Hacker News new | ask | show | jobs
by machinelabo 2029 days ago
The word "Trend" makes me shiver in bitterness.

Why are there trends in software development? Are we trying to solve problems or we're trying to be trendy? Is this a clothing industry?

I would have thought we should use mature technologies that have been vetted and gone through the trough of disillusionment and onto the ramp of productivity. Proven tech stack that I can rely on gives me peace. Older the tech, the more reliable it is.

The opposite of "trendy" is what we need to popularize and make it cool. It should be cool to use a 5 year old library in JS!

3 comments

How does a technology become mature if no one wants to test it? I get your point, but we need both type of people in the real world: cutting-edge tech enthusiasts and stable products users. The problem is not that some people try out some fancy new tool, it's that they try it at work and waste lots of money without even being worried about it because it's not theirs. But in few cases it also pays off.
True, but I feel like a lot of the new stuff gets adopted just because a tech celebrity endorsed it.
We have RFCs, proper PEP proposals, committees and a proper academic + enterprise + indie developer communities beta testing it and providing inputs.

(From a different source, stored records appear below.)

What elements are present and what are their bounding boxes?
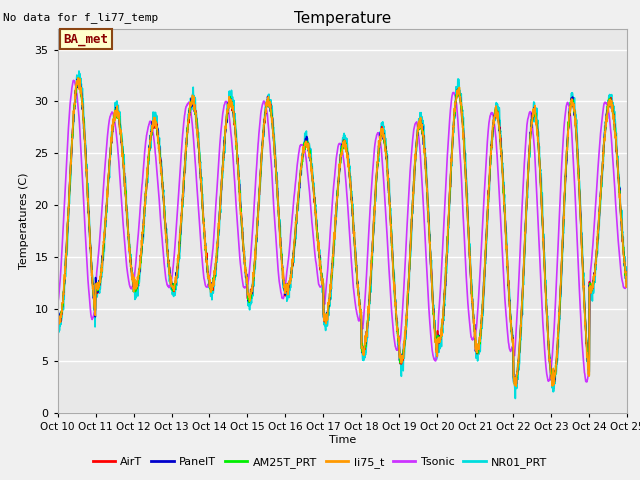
Text: BA_met: BA_met <box>63 33 108 46</box>
Title: Temperature: Temperature <box>294 11 391 26</box>
Legend: AirT, PanelT, AM25T_PRT, li75_t, Tsonic, NR01_PRT: AirT, PanelT, AM25T_PRT, li75_t, Tsonic,… <box>88 452 552 472</box>
X-axis label: Time: Time <box>329 434 356 444</box>
Y-axis label: Temperatures (C): Temperatures (C) <box>19 172 29 269</box>
Text: No data for f_li77_temp: No data for f_li77_temp <box>3 12 159 23</box>
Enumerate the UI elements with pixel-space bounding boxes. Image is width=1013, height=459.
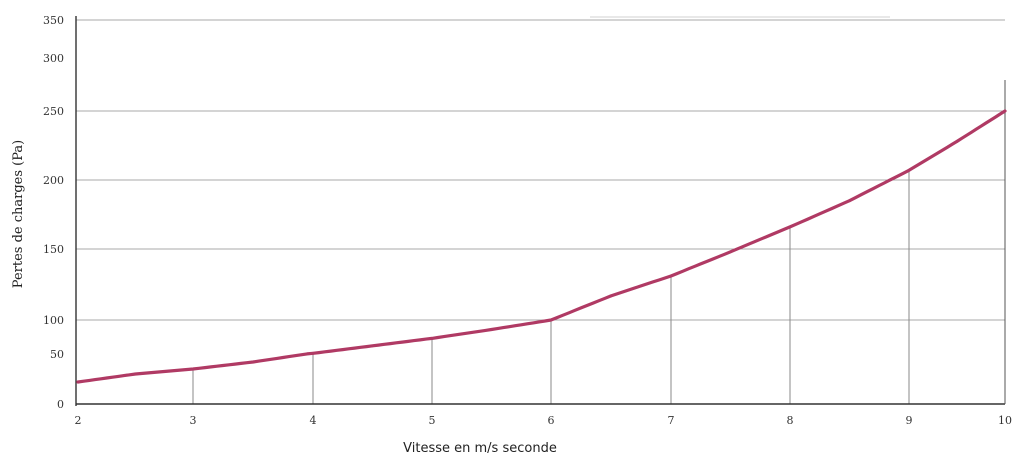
data-point [669, 274, 673, 278]
data-point [1003, 109, 1007, 113]
data-point [549, 318, 553, 322]
series-layer [76, 109, 1007, 384]
data-point [371, 344, 374, 348]
x-tick-label-4: 4 [310, 414, 317, 427]
y-tick-label-250: 250 [43, 105, 64, 118]
y-tick-label-100: 100 [43, 314, 64, 327]
series-line [76, 109, 1007, 384]
x-tick-label-2: 2 [75, 414, 82, 427]
x-tick-label-6: 6 [548, 414, 555, 427]
x-tick-label-10: 10 [998, 414, 1012, 427]
data-point [907, 168, 911, 172]
x-tick-label-5: 5 [429, 414, 436, 427]
data-point [134, 372, 137, 376]
axes [75, 16, 1006, 406]
y-tick-label-200: 200 [43, 174, 64, 187]
y-tick-label-0: 0 [57, 398, 64, 411]
data-point [191, 367, 195, 371]
data-point [848, 199, 851, 203]
data-point [76, 380, 80, 384]
data-point [609, 294, 613, 298]
y-axis-title: Pertes de charges (Pa) [11, 140, 26, 288]
data-point [430, 336, 434, 340]
y-tick-label-300: 300 [43, 52, 64, 65]
x-tick-label-9: 9 [906, 414, 913, 427]
data-point [729, 250, 732, 254]
y-tick-label-350: 350 [43, 14, 64, 27]
data-point [955, 139, 959, 143]
vertical-drop-lines [192, 170, 910, 404]
data-point [251, 360, 255, 364]
x-tick-labels: 2 3 4 5 6 7 8 9 10 [75, 414, 1013, 427]
data-point [311, 351, 315, 355]
y-tick-labels: 0 50 100 150 200 250 300 350 [43, 14, 64, 411]
x-tick-label-3: 3 [190, 414, 197, 427]
x-axis-title: Vitesse en m/s seconde [403, 441, 557, 456]
data-point [490, 328, 493, 331]
data-point [788, 225, 792, 229]
grid-lines [76, 16, 1005, 321]
y-tick-label-50: 50 [50, 348, 64, 361]
y-tick-label-150: 150 [43, 243, 64, 256]
x-tick-label-8: 8 [787, 414, 794, 427]
x-tick-label-7: 7 [668, 414, 675, 427]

Not haphazardly monkey patching anything you see, add emojis to make it look cute and get 30k stars on GitHub.

I want formalization of software development. It is orthogonal to experimentation and trying out fresh ideas.

Change is good. But not towards a local optimum and getting stuck there.

When there is change, there are trends. You don't have to follow them, but some are working on what they think are improvements and others are interested in staying updated on them. Be it novel programming languages or javascript libraries.

It is cool to use 5 year old JS projects like React. If you look at the projects listed in the report, you see the graphs going back to 2016. Which is 5 years ago. And how they have been popular for 5 years.

Trends are the single worst thing in this industry on all executive and developer levels.